The Yemeni government on Tuesday (September 18th) approved a comprehensive counter-terrorism strategy, forming a committee of ministers to implement and co-ordinate the strategy.
Yemeni President Abd Rabbu Mansour Hadi had directed the government to discuss and adopt the strategy in accordance with a proposal submitted by the country's Supreme Security Committee.
The strategy seeks to address the phenomenon of terrorism by drying up terrorist funding sources throughout the republic, assisting Yemen's Committee on Military Affairs - established under the Gulf initiative - in restoring security and stability and educating the public on the dangers of terrorism and extremism.
Security and military authorities will be entrusted with implementing the security aspects of the strategy while the Yemeni government, political parties and civil society organisations are to focus on its political, economic, cultural, social and intellectual aspects.
The implementation of the strategy will also coincide with extensive media coverage to highlight the seriousness of the threat of terrorism on Yemeni society and the region.
"The existence of a genuine will forms the basis for the success of this strategy, [as is] a comprehensive vision to implement the strategy simultaneously and on several fronts," said Dr. Ahmed al-Daghashi, professor of Islamic pedagogy and philosophy at Sanaa University.
"[So is] a broader focus on [the strategy's] educational, intellectual and economic aspects and giving these priority over the military and security solutions in the medium and long term," he added.
Al-Daghashi told Al-Shorfa it is important to enlist help from experts and specialists in tackling the intellectual, economic, social, political and cultural facets of addressing terrorism.
"The most important success factor lies in the availability of capabilities, which calls for the help of the international community to Yemen, not only on the security and military fronts, but also on others, including the economic front, to avoid providing an encouraging environment for terrorism," he said.
"Educational institutions - be they families, mosques, political parties or civil society organisations - must work to spread and disseminate the culture of peace so it can serve as a stabilising factor and get rid of the culture of al-Qaeda," al-Daghashi said.
These institutions must also highlight the Arab Spring revolutions "for their great achievements in embodying the principle of peaceful change, not change through the use of violence, which al-Qaeda advocates," he added.
Implementing a comprehensive counter-terrorism strategy is an urgent need, according to Dr.

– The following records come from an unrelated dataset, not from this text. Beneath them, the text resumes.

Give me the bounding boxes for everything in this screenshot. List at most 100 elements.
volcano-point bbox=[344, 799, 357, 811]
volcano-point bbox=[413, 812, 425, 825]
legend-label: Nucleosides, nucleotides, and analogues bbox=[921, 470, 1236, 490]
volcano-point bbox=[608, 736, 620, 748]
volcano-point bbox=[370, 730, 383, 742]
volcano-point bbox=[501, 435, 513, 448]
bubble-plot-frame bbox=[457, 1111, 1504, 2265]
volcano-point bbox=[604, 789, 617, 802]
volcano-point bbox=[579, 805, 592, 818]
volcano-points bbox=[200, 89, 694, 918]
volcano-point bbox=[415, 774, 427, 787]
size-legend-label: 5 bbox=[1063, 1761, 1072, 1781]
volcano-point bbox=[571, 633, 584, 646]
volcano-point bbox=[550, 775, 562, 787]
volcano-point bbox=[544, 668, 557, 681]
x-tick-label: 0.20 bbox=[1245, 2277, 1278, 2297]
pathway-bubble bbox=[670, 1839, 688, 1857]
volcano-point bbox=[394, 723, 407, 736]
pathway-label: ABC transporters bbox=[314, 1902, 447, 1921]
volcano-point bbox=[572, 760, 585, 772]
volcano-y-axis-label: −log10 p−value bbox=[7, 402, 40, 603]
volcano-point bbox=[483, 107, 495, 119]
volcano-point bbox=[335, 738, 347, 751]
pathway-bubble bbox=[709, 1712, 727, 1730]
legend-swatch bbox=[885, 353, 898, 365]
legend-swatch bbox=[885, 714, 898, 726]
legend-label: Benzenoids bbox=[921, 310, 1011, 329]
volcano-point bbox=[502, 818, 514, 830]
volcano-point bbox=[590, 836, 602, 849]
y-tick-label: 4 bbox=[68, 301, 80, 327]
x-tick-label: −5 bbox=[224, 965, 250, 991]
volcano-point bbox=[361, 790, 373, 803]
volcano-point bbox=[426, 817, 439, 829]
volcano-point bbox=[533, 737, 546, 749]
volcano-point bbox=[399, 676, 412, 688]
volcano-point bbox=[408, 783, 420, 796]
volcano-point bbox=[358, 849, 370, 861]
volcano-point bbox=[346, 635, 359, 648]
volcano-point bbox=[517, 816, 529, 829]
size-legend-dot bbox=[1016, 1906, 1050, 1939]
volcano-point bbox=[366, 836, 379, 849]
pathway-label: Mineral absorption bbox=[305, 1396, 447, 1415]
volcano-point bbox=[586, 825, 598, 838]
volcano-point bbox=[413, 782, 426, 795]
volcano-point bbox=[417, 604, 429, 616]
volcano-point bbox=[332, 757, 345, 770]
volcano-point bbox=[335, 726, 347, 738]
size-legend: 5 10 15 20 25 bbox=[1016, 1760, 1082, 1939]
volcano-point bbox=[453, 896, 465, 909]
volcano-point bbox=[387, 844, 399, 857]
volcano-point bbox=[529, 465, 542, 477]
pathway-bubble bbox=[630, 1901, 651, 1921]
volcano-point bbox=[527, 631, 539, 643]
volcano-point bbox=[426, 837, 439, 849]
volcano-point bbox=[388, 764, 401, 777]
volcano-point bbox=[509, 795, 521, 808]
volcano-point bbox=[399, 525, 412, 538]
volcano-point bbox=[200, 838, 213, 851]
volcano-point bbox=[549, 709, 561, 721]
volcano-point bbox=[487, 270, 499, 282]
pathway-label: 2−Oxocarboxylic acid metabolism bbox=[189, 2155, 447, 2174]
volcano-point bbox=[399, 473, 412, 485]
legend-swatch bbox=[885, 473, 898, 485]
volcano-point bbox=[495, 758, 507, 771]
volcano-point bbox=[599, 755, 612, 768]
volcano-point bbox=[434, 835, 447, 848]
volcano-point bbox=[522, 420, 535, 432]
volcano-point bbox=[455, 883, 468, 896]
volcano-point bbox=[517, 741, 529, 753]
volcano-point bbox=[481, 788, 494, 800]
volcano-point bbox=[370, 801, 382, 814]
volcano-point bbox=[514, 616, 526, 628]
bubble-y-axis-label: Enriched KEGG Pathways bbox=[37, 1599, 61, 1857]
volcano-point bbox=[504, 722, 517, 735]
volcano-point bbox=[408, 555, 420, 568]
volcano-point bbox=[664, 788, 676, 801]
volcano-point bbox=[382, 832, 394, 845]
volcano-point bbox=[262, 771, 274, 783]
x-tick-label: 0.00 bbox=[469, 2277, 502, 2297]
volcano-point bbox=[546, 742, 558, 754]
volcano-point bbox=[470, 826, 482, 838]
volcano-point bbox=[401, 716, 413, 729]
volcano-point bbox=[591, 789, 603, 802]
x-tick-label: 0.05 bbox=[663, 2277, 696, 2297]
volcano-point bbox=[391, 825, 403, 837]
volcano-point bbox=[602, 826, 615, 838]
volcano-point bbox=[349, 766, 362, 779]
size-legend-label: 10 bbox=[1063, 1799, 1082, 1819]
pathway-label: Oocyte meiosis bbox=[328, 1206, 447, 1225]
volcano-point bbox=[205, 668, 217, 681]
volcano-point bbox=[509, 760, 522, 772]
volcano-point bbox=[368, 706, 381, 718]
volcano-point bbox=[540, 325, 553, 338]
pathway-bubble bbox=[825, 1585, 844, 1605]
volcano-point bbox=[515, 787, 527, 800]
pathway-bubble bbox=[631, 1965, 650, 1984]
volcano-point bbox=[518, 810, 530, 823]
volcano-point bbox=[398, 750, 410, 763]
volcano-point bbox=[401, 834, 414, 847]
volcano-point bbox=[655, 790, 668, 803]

Fares al-Saqqaf, director of the Centre for Future Studies.
Al-Saqqaf underscored the necessity of combining official and popular efforts in the fight against terrorism, saying that national security stems from intellectual, cultural, economic and political solutions rather than from security and military ones.
"[If all] segments of society, [political] parties, civil society organisations and schools participate in an all-inclusive implementation of the strategy, alongside responsible media that address the issues and educate the public, this would tighten the noose on terrorism," he said.
Saudi and Egyptian successes in fighting terrorism caused the phenomenon to decline in these countries, and Yemen should draw from these two experiences and apply it to the country's reality, al-Saqqaf said.
The success of the strategy hinges on reconciliation in Yemen and the success of the national dialogue, he said.
"Divisions will undermine any counter-terrorism effort," al-Saqqaf added.
Mohammed Azzan, a researcher specialising in Islamist groups, told Al-Shorfa that Yemenis must focus on many different aspects of terrorism to combat the phenomenon.
"The existence of such a strategy is of utmost importance," he said. "We need to focus on the intellectual and media aspects [first] in order to ensure the success of other aspects, since thought creates a stance and the media promotes it."
It is also important to concentrate on the economic aspect, he said, saying that "destitution and hunger create a climate suitable for al-Qaeda to recruit youth".
Azzan said civil society organisations and political parties can promote a spirit of tolerance and non-violence by way of organising courses and activities to raise awareness against terrorism.
"The work of these organisations can access the dark reaches where al-Qaeda operates, and dry up the wells of terrorism," he said.